ГЛАВА 15

Пятисоткилометровый марш — из района Белграда в район Будапешта — подходил к концу. Хорошо еще, что дивизия Бойченко давно стала моторизованной: в ней было втрое-вчетверо больше грузовиков, чем полагалось по табелю. Иначе такой марш-бросок отнял бы две недели, тем более, что железная дорога только-только восстанавливалась. Правда, не хватало горючего, но бывалые водители выкручивались, доставая для трофейных автомобилей и трофейный, внеплановый бензин. Они будто чуяли, где можно его взять, эти разбитные, хозяйственные парни, у которых всегда был на крайний случай свой «энзэ», утаенный от офицеров службы тыла.

И чтобы не дразнить тыловиков множеством машин, Строев изменил несколько маршрут — в обход города Дунафельдвара, в котором располагался штаб фронта. К вечеру достигли бывшей линии Маргариты. Куда ни глянь, — брошенные доты, дзоты, соединенные траншеями полного профиля, сожженные «пантеры», «фердинанды», исковерканные пушки, вороха стреляных гильз, снарядные пустые ящики, подорванные легковики всех марок, и всюду трупы, трупы. Неоглядное поле боя в том неприбранном состоянии, когда оно едва остыло, когда не дошли еще руки специальных команд, чтобы привести в порядок эту землю, опаленную жарким огнем артиллерии. Не дожидаясь фронтовых д в о р н и к о в, сегодня пошел снег. Зима будто спешила поскорее замести черные следы недавней битвы, принарядить распаханную танками Венгерскую равнину.

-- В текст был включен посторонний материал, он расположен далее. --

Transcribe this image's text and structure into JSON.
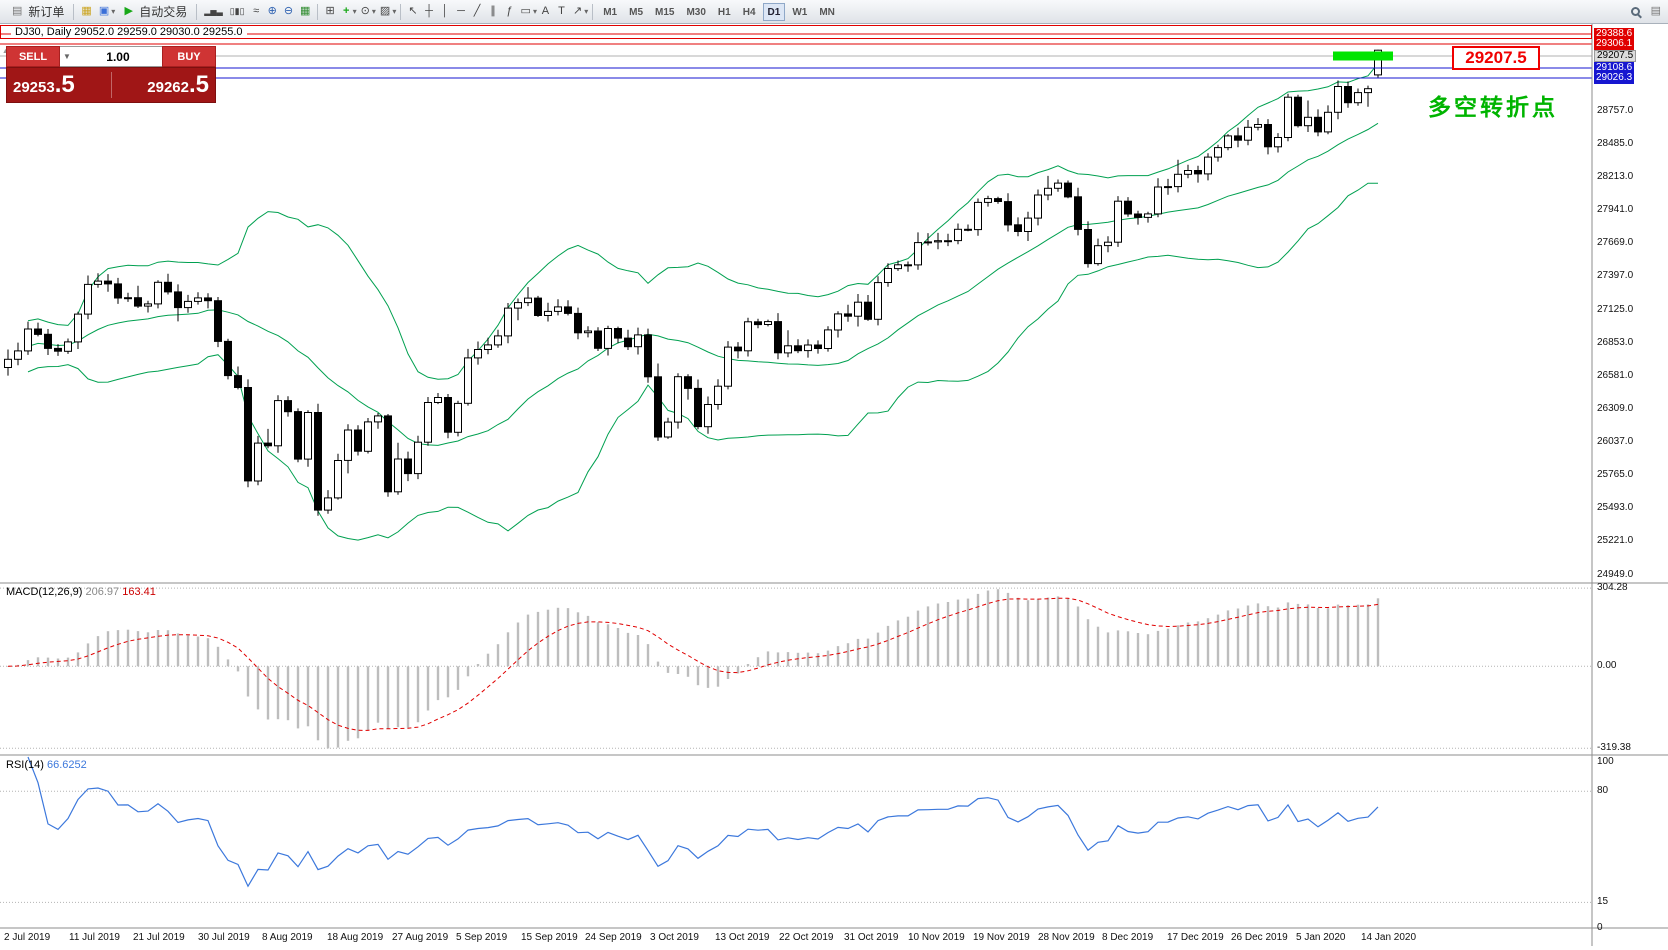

Но как ни старалась она, все же не успела за день укрыть все поле. Солдаты озирались по сторонам, оценивая по необыкновенному скоплению мертвой техники, по числу убитых фрицев не только масштаб сражения, но и то, каких усилий и потерь стоил прорыв немецкой обороны.

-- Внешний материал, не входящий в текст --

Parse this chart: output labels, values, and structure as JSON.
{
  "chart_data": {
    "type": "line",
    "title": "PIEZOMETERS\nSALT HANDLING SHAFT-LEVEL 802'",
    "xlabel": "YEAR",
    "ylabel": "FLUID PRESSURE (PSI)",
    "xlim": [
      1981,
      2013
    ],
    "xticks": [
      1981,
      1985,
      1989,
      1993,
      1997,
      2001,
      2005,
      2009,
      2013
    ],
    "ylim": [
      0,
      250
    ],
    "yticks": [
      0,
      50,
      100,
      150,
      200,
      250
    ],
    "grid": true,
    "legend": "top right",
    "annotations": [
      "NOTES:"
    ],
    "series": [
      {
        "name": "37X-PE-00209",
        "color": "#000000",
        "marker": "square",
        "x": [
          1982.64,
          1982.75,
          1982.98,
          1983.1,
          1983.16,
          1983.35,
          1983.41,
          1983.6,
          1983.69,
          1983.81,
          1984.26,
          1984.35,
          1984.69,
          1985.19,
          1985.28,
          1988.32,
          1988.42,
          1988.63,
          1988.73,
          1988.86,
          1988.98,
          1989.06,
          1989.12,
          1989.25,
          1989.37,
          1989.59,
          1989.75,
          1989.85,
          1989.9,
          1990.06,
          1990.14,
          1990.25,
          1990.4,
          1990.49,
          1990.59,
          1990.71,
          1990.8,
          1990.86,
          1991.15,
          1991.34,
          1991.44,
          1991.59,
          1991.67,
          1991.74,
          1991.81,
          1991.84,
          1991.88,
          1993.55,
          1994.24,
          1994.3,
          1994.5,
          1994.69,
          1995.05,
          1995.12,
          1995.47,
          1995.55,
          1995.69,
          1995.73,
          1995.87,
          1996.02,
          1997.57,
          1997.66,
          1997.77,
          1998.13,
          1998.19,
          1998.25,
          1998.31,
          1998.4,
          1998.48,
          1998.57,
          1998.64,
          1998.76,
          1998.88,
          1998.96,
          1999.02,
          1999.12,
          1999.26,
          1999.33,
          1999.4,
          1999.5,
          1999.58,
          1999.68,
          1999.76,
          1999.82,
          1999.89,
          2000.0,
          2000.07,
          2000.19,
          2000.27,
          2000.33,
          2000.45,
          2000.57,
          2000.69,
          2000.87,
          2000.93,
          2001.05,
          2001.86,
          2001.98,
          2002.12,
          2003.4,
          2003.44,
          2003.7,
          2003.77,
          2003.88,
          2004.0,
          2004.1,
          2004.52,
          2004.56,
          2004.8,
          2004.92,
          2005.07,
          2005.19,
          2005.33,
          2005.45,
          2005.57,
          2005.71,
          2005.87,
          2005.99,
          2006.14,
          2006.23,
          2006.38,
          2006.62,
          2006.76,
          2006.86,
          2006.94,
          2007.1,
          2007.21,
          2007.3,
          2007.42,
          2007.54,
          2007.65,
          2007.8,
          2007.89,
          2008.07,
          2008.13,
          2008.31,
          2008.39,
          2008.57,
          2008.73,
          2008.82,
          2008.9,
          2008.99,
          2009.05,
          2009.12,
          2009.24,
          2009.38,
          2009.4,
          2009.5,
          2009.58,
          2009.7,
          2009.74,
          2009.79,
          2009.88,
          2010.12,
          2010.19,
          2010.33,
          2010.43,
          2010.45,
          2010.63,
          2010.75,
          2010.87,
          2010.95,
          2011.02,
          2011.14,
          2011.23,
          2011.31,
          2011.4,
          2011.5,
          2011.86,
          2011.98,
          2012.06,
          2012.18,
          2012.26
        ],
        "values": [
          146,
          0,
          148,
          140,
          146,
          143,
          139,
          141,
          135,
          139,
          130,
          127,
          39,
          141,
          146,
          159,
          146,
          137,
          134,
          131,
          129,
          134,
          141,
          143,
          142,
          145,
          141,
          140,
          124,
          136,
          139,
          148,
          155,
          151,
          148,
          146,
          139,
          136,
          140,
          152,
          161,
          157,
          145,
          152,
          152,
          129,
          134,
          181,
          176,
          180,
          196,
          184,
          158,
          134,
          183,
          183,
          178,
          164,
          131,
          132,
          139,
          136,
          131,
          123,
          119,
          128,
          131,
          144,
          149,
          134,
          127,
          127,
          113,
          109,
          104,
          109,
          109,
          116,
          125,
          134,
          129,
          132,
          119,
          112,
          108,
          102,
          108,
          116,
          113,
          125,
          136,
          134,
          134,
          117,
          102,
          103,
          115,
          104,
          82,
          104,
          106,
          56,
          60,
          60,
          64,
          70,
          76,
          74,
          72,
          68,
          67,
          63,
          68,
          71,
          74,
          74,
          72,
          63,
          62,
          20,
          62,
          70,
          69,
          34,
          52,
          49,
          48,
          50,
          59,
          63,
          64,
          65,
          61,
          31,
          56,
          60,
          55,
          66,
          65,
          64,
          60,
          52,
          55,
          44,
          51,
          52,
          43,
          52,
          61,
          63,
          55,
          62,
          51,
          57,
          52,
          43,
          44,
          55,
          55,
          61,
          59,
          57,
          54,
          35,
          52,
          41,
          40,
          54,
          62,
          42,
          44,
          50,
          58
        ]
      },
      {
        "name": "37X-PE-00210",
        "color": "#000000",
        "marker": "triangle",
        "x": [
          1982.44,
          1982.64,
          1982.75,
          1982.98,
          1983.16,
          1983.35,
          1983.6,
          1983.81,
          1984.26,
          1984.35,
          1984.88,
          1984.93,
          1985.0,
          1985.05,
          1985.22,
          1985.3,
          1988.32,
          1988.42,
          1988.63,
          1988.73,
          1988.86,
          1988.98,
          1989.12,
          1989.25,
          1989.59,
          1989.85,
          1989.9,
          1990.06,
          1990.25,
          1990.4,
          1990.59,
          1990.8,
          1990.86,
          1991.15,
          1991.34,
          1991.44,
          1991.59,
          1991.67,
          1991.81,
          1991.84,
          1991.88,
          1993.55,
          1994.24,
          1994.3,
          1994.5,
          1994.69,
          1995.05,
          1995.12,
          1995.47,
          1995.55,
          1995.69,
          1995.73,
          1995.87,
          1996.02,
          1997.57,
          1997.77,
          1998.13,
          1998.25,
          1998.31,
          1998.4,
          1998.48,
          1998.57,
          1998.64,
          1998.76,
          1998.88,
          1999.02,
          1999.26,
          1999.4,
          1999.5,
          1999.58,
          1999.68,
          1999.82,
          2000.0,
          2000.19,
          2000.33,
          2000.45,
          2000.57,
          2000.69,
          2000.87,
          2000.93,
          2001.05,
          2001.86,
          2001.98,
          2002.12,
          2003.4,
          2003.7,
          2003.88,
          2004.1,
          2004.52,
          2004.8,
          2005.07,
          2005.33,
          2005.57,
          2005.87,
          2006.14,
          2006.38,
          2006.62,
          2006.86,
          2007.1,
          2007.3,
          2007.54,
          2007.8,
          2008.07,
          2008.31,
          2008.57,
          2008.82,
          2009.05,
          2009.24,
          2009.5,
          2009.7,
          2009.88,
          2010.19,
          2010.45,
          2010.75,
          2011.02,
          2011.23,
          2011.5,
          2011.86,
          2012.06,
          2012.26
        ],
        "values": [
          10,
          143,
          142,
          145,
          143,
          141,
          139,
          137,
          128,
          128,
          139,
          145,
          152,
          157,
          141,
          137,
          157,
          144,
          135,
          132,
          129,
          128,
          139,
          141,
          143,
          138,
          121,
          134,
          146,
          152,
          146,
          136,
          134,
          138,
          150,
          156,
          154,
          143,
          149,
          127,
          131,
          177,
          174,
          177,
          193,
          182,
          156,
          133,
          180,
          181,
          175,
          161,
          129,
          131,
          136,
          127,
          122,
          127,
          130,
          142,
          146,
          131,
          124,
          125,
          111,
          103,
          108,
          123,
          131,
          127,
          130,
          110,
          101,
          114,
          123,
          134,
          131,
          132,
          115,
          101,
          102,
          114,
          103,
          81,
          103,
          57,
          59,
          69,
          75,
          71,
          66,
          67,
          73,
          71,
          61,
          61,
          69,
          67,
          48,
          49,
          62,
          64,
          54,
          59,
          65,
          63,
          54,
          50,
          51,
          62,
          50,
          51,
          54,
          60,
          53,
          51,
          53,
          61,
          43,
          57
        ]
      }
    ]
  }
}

Строев приказал идти без остановок, — к чему лишний раз тревожить воображение солдат этим верещагинским а п о ф е о з о м войны, что в бою, вгорячах, не производит такого впечатления, как после боя, со стороны.

Всю дорогу ему не давала покоя мысль о трагической любви Бориса и Неды Симич. Он вспоминал их встречу в Ягодине и ругал себя за ненужную спешку в тот свободный день. Недаром говорят, что самые короткие свидания бывают накануне смерти. Перед его глазами часто возникала Неда на своем крылечке: она с надеждой смотрела на него, Строева, будто почувствовала в нем верного покровителя Бориса. Теперь она уже, конечно, получила письмо, отправленное с болгарским офицером, который возвращался к себе на родину через Моравскую долину. Он вложил в конверт миниатюрку, уцелевшую с той поры, когда политотдельский фотограф снимал капитана, только что принятого в партию. И родителям Бориса тоже написал подробно, отослав заодно карточку Неды Симич, найденную в полевой сумке Лебедева. Пусть знают они друг друга. Так все же легче переживать большое горе.

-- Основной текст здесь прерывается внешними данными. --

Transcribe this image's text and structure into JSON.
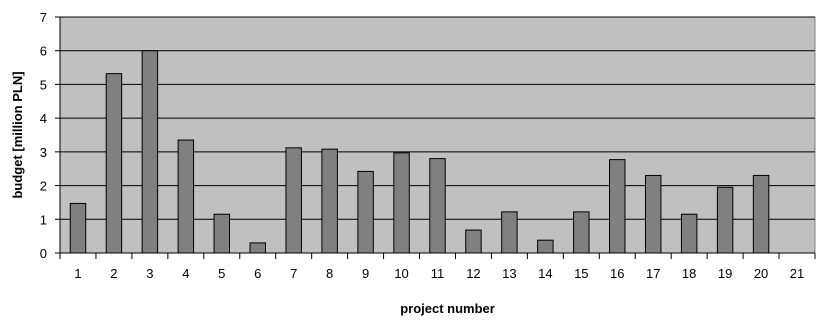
{
  "chart_data": {
    "type": "bar",
    "xlabel": "project number",
    "ylabel": "budget [million PLN]",
    "ylim": [
      0,
      7
    ],
    "yticks": [
      0,
      1,
      2,
      3,
      4,
      5,
      6,
      7
    ],
    "categories": [
      "1",
      "2",
      "3",
      "4",
      "5",
      "6",
      "7",
      "8",
      "9",
      "10",
      "11",
      "12",
      "13",
      "14",
      "15",
      "16",
      "17",
      "18",
      "19",
      "20",
      "21"
    ],
    "values": [
      1.47,
      5.32,
      6.0,
      3.35,
      1.15,
      0.3,
      3.12,
      3.08,
      2.42,
      2.97,
      2.8,
      0.68,
      1.22,
      0.38,
      1.22,
      2.77,
      2.3,
      1.15,
      1.95,
      2.3,
      0
    ],
    "grid": true,
    "legend": "none",
    "colors": {
      "plot_background": "#c0c0c0",
      "bar_fill": "#808080",
      "bar_stroke": "#000000",
      "gridline": "#000000"
    }
  }
}
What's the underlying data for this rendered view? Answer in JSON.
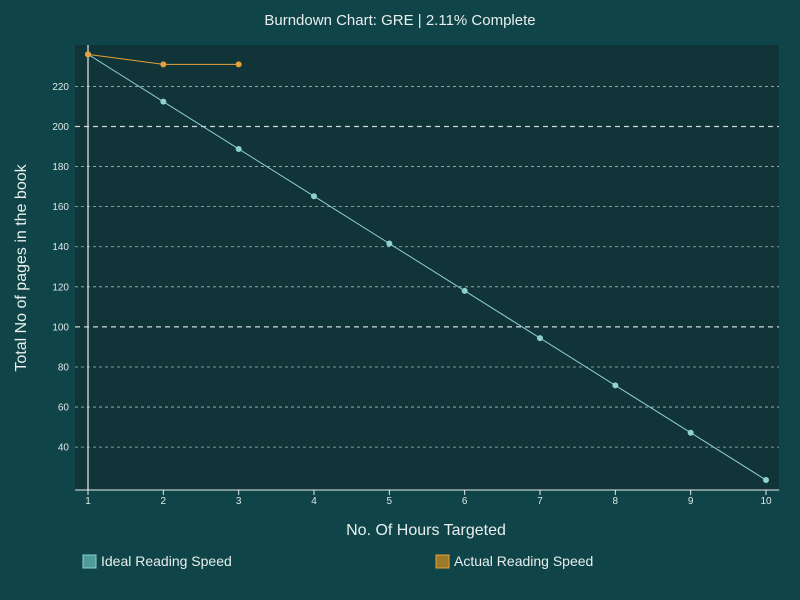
{
  "chart_data": {
    "type": "line",
    "title": "Burndown Chart: GRE | 2.11% Complete",
    "xlabel": "No. Of Hours Targeted",
    "ylabel": "Total No of pages in the book",
    "x": [
      1,
      2,
      3,
      4,
      5,
      6,
      7,
      8,
      9,
      10
    ],
    "x_ticks": [
      1,
      2,
      3,
      4,
      5,
      6,
      7,
      8,
      9,
      10
    ],
    "y_ticks": [
      40,
      60,
      80,
      100,
      120,
      140,
      160,
      180,
      200,
      220
    ],
    "xlim": [
      0.8,
      10.05
    ],
    "ylim": [
      20,
      237.6
    ],
    "grid": "horizontal-dashed",
    "legend_position": "bottom",
    "series": [
      {
        "name": "Ideal Reading Speed",
        "color": "#8fd0d0",
        "x": [
          1,
          2,
          3,
          4,
          5,
          6,
          7,
          8,
          9,
          10
        ],
        "values": [
          236,
          212.4,
          188.8,
          165.2,
          141.6,
          118,
          94.4,
          70.8,
          47.2,
          23.6
        ]
      },
      {
        "name": "Actual Reading Speed",
        "color": "#e8a13a",
        "x": [
          1,
          2,
          3
        ],
        "values": [
          236,
          231,
          231
        ]
      }
    ]
  },
  "colors": {
    "background": "#0f4448",
    "plot_background": "#103438",
    "grid": "#d7e3e2",
    "axis": "#e5ecec",
    "ideal_swatch": "#4f9a9a",
    "actual_swatch": "#9b7a2a"
  }
}
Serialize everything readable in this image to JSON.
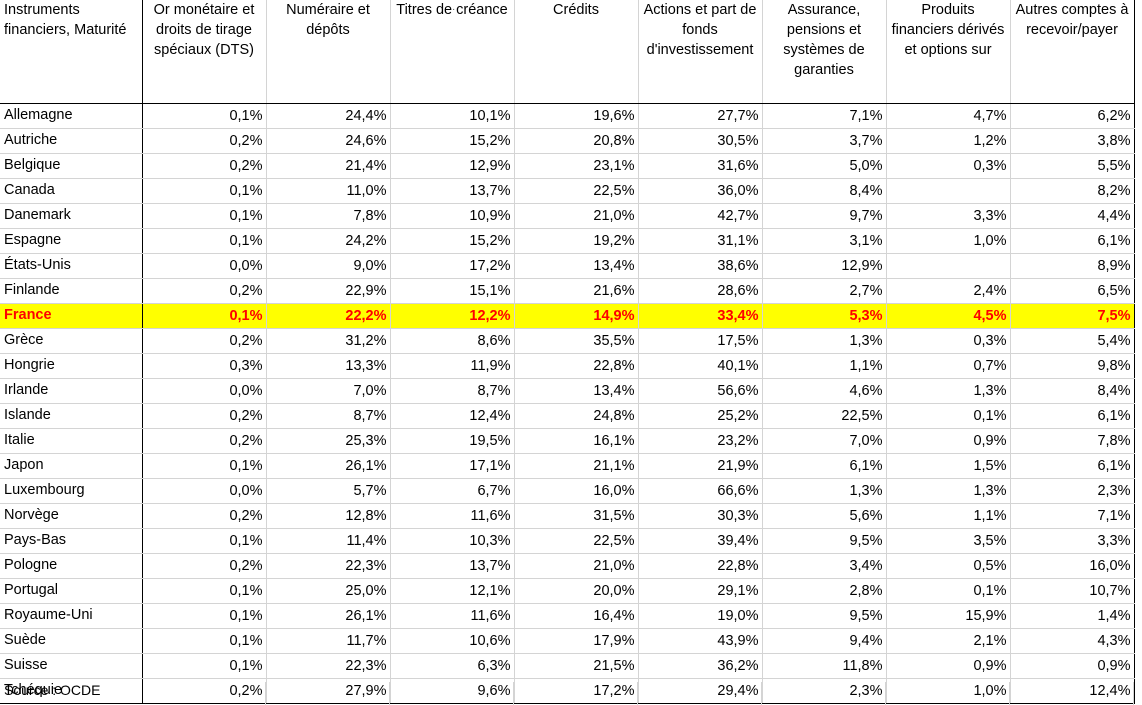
{
  "headers": [
    "Instruments financiers, Maturité",
    "Or monétaire et droits de tirage spéciaux (DTS)",
    "Numéraire et dépôts",
    "Titres de créance",
    "Crédits",
    "Actions et part de fonds d'investissement",
    "Assurance, pensions et systèmes de garanties",
    "Produits financiers dérivés et options sur",
    "Autres comptes à recevoir/payer"
  ],
  "rows": [
    {
      "country": "Allemagne",
      "values": [
        "0,1%",
        "24,4%",
        "10,1%",
        "19,6%",
        "27,7%",
        "7,1%",
        "4,7%",
        "6,2%"
      ]
    },
    {
      "country": "Autriche",
      "values": [
        "0,2%",
        "24,6%",
        "15,2%",
        "20,8%",
        "30,5%",
        "3,7%",
        "1,2%",
        "3,8%"
      ]
    },
    {
      "country": "Belgique",
      "values": [
        "0,2%",
        "21,4%",
        "12,9%",
        "23,1%",
        "31,6%",
        "5,0%",
        "0,3%",
        "5,5%"
      ]
    },
    {
      "country": "Canada",
      "values": [
        "0,1%",
        "11,0%",
        "13,7%",
        "22,5%",
        "36,0%",
        "8,4%",
        "",
        "8,2%"
      ]
    },
    {
      "country": "Danemark",
      "values": [
        "0,1%",
        "7,8%",
        "10,9%",
        "21,0%",
        "42,7%",
        "9,7%",
        "3,3%",
        "4,4%"
      ]
    },
    {
      "country": "Espagne",
      "values": [
        "0,1%",
        "24,2%",
        "15,2%",
        "19,2%",
        "31,1%",
        "3,1%",
        "1,0%",
        "6,1%"
      ]
    },
    {
      "country": "États-Unis",
      "values": [
        "0,0%",
        "9,0%",
        "17,2%",
        "13,4%",
        "38,6%",
        "12,9%",
        "",
        "8,9%"
      ]
    },
    {
      "country": "Finlande",
      "values": [
        "0,2%",
        "22,9%",
        "15,1%",
        "21,6%",
        "28,6%",
        "2,7%",
        "2,4%",
        "6,5%"
      ]
    },
    {
      "country": "France",
      "values": [
        "0,1%",
        "22,2%",
        "12,2%",
        "14,9%",
        "33,4%",
        "5,3%",
        "4,5%",
        "7,5%"
      ],
      "highlight": true
    },
    {
      "country": "Grèce",
      "values": [
        "0,2%",
        "31,2%",
        "8,6%",
        "35,5%",
        "17,5%",
        "1,3%",
        "0,3%",
        "5,4%"
      ]
    },
    {
      "country": "Hongrie",
      "values": [
        "0,3%",
        "13,3%",
        "11,9%",
        "22,8%",
        "40,1%",
        "1,1%",
        "0,7%",
        "9,8%"
      ]
    },
    {
      "country": "Irlande",
      "values": [
        "0,0%",
        "7,0%",
        "8,7%",
        "13,4%",
        "56,6%",
        "4,6%",
        "1,3%",
        "8,4%"
      ]
    },
    {
      "country": "Islande",
      "values": [
        "0,2%",
        "8,7%",
        "12,4%",
        "24,8%",
        "25,2%",
        "22,5%",
        "0,1%",
        "6,1%"
      ]
    },
    {
      "country": "Italie",
      "values": [
        "0,2%",
        "25,3%",
        "19,5%",
        "16,1%",
        "23,2%",
        "7,0%",
        "0,9%",
        "7,8%"
      ]
    },
    {
      "country": "Japon",
      "values": [
        "0,1%",
        "26,1%",
        "17,1%",
        "21,1%",
        "21,9%",
        "6,1%",
        "1,5%",
        "6,1%"
      ]
    },
    {
      "country": "Luxembourg",
      "values": [
        "0,0%",
        "5,7%",
        "6,7%",
        "16,0%",
        "66,6%",
        "1,3%",
        "1,3%",
        "2,3%"
      ]
    },
    {
      "country": "Norvège",
      "values": [
        "0,2%",
        "12,8%",
        "11,6%",
        "31,5%",
        "30,3%",
        "5,6%",
        "1,1%",
        "7,1%"
      ]
    },
    {
      "country": "Pays-Bas",
      "values": [
        "0,1%",
        "11,4%",
        "10,3%",
        "22,5%",
        "39,4%",
        "9,5%",
        "3,5%",
        "3,3%"
      ]
    },
    {
      "country": "Pologne",
      "values": [
        "0,2%",
        "22,3%",
        "13,7%",
        "21,0%",
        "22,8%",
        "3,4%",
        "0,5%",
        "16,0%"
      ]
    },
    {
      "country": "Portugal",
      "values": [
        "0,1%",
        "25,0%",
        "12,1%",
        "20,0%",
        "29,1%",
        "2,8%",
        "0,1%",
        "10,7%"
      ]
    },
    {
      "country": "Royaume-Uni",
      "values": [
        "0,1%",
        "26,1%",
        "11,6%",
        "16,4%",
        "19,0%",
        "9,5%",
        "15,9%",
        "1,4%"
      ]
    },
    {
      "country": "Suède",
      "values": [
        "0,1%",
        "11,7%",
        "10,6%",
        "17,9%",
        "43,9%",
        "9,4%",
        "2,1%",
        "4,3%"
      ]
    },
    {
      "country": "Suisse",
      "values": [
        "0,1%",
        "22,3%",
        "6,3%",
        "21,5%",
        "36,2%",
        "11,8%",
        "0,9%",
        "0,9%"
      ]
    },
    {
      "country": "Tchéquie",
      "values": [
        "0,2%",
        "27,9%",
        "9,6%",
        "17,2%",
        "29,4%",
        "2,3%",
        "1,0%",
        "12,4%"
      ]
    }
  ],
  "source": "Source : OCDE",
  "colors": {
    "highlight_bg": "#ffff00",
    "highlight_text": "#ff0000"
  }
}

Майор Зотов обещал навестить родителей Бориса, — от Москвы до Ярославля не велика дорога. На другой день после отъезда майора в академию была получена радиограмма о направлении на учебу и Бахыша Мамедова. Уж он-то обязательно заглянет в родную деревеньку однополчанина. Да, сильно поредел круг близких людей в дивизии: одних уж нет, а те далече… Зотову нелегко было работать вместе с Некипеловым, и он, кажется, обрадовался тому, что наконец-то расстается с наштадивом, который, в свою очередь, постарался отделаться от Зотова, как от своего возможного преемника. А Бахышу очень не хотелось уезжать в глубокий тыл в конце войны. Но приказ есть приказ. Особенно переживала его отъезд Рая Донец, которую он всячески оберегал после гибели майора Бондаря. Помнится, был такой случай, когда во время выхода к Днестру один из офицеров-новичков бросил ей вдогонку глупые слова: «Эта не чета какой-нибудь ППЖ». Раиса даже не оглянулась, а Мамедов, шагавший поодаль от незнакомых офицеров, услышал только одно это — «походно-полевая жена» и схватился за кобуру. «Что ты сказал, молокосос! — крикнул он тщедушному, худенькому лейтенанту. — Застрелю на месте!» — и, теряя самообладание, вскинул пистолет. Рая метнулась, встала между ним и лейтенантом, который от испуга потерял дар речи. Дружок его, постарше, понаходчивее, немедленно извинился за обидчика. Горячий, вспыльчивый Бахыш остыл, опустив револьвер, но сердито пригрозил обоим; «Вы у меня узнаете, циники, где раки зимуют! Еще в руках не держали ППШ[13], а уже научились выговаривать ППЖ». С тех пор в полку Мамедова если кто и произносил это скверное словечко, то шепотом, чтобы, не дай бог, не дошло до командира.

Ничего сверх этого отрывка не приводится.